Parents are the worst part of youth sports for the same reason Tebow supporters are the worst part of doing business with Tebow. They believe that with volume + number of fans = logic, and GMs who would buy into that kind of math are doomed.
1070 The Fan’s Dan Dakich has spent a lot of time talking about a caller he dealt with this week by saying, “You can’t argue with stupid.” He’s right, but it’s broader than that. You can’t argue with passion – whether it’s for a team, religion, nationality, or other polarizing belief.
People who share beliefs are smart, and people who believe the opposite are morons. Most of the world’s wars have started as a result of sparring beliefs, and Tebow’s presence on a team invites the passionate support that makes not playing a guy miserable.
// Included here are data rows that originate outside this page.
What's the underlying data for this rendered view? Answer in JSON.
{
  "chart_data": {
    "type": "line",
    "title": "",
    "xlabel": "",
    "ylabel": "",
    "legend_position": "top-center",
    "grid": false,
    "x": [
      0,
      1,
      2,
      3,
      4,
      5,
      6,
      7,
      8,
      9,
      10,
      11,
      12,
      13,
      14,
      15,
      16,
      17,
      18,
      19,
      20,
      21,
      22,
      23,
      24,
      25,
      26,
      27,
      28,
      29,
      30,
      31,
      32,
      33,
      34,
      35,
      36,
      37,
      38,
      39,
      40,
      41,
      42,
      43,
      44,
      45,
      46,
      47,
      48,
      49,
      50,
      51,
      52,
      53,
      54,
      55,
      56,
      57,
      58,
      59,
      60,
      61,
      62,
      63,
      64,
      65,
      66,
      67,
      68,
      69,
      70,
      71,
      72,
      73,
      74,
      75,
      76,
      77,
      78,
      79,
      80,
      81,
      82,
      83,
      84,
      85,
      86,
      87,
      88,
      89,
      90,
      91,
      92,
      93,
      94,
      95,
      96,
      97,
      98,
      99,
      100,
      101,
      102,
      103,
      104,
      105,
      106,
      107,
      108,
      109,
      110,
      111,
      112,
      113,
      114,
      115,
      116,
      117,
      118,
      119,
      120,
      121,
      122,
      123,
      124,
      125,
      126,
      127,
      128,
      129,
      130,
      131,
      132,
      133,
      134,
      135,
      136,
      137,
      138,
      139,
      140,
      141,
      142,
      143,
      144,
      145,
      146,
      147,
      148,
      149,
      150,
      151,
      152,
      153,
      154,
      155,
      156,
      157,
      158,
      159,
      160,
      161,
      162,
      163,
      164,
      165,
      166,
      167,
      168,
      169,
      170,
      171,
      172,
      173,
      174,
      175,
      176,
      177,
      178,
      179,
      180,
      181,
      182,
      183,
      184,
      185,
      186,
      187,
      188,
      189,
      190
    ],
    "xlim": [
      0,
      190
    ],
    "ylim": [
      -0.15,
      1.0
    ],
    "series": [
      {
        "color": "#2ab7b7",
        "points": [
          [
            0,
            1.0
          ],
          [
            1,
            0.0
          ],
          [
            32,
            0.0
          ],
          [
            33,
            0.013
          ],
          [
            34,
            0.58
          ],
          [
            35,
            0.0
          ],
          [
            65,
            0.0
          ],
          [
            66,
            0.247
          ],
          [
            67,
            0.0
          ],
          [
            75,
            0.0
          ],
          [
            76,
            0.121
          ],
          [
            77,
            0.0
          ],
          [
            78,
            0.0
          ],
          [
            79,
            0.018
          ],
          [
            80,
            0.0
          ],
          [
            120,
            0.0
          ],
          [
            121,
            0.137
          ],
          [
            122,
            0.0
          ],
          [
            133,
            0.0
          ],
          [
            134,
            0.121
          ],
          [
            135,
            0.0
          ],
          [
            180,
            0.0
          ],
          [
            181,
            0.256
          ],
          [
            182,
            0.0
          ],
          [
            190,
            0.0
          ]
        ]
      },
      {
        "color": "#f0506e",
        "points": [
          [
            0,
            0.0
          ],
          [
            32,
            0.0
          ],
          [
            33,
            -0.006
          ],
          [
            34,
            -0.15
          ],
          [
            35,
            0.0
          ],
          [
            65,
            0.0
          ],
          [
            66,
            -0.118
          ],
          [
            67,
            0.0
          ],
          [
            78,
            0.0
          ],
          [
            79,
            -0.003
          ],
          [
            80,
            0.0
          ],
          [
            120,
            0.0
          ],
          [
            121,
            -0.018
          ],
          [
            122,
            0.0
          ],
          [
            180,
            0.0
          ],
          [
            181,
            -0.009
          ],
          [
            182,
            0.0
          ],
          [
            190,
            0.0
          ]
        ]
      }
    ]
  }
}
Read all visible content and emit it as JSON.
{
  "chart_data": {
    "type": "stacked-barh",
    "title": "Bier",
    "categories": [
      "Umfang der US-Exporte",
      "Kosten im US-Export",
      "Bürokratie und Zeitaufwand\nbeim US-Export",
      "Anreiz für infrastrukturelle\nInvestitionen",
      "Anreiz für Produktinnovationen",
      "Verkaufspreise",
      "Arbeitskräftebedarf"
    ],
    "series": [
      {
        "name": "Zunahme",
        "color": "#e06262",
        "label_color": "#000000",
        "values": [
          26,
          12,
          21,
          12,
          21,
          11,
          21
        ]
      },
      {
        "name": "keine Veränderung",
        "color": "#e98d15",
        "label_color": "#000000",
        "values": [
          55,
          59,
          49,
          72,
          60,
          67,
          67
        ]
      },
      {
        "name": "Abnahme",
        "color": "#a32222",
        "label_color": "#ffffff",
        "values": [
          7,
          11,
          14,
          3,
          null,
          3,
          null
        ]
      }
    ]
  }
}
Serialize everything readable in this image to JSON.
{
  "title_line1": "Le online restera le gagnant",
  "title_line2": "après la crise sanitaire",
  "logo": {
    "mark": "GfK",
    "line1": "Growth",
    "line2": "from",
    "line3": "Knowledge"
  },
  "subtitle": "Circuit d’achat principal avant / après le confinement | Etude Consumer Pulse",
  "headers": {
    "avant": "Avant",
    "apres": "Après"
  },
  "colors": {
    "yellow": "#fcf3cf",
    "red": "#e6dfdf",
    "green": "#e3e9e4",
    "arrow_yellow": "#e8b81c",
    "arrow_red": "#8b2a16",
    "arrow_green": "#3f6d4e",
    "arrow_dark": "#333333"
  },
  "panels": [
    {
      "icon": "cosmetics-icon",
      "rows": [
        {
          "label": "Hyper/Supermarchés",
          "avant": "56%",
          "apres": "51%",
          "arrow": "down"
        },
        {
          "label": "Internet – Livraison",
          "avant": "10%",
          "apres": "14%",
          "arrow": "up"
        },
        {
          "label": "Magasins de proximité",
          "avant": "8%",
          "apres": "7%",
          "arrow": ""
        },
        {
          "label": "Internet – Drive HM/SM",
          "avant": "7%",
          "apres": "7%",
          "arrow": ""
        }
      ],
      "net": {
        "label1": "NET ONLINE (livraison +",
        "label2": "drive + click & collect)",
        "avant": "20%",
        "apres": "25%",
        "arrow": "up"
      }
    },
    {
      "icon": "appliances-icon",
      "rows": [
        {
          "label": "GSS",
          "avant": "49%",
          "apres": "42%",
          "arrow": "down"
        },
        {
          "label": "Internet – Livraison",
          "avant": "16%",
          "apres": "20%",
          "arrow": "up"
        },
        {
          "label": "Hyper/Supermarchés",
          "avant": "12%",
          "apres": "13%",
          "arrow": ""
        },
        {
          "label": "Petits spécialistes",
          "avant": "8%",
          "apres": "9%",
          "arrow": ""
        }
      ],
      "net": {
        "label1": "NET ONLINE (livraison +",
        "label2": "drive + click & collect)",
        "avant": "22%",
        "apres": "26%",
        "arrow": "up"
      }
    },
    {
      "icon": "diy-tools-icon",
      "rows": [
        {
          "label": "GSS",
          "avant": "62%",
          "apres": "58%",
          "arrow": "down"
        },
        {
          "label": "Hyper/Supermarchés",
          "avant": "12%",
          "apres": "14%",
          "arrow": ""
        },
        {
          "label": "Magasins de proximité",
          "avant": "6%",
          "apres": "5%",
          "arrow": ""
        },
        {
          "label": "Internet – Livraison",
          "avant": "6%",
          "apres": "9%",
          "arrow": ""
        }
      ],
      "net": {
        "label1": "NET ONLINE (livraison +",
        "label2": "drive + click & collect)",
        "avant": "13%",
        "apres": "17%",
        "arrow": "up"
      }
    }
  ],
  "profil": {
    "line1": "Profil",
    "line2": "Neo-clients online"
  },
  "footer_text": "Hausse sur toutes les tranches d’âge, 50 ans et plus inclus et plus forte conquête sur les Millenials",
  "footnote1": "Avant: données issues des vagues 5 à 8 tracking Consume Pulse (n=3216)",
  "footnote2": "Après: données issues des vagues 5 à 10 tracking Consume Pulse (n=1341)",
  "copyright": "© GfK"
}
A group in Jacksonville sealed Tebow’s fate as a guy who will never play for the Jaguars by starting a petition on www.whitehouse.org. Football players whose fans start petitions to get them a job are never good candidates.
The kind of people who believe a petition will change the mind of a guy trusted to run an NFL franchise likely worth more than $1-billion (20 are currently at or above that level) are never going to be deterred on their quest, and sadly for Tebow, that makes a career as a quarterback impossible.
The fans of Tebow are to Tebow what Sarah Palin is to the Republican Party. The guilt by association is too powerful to overcome.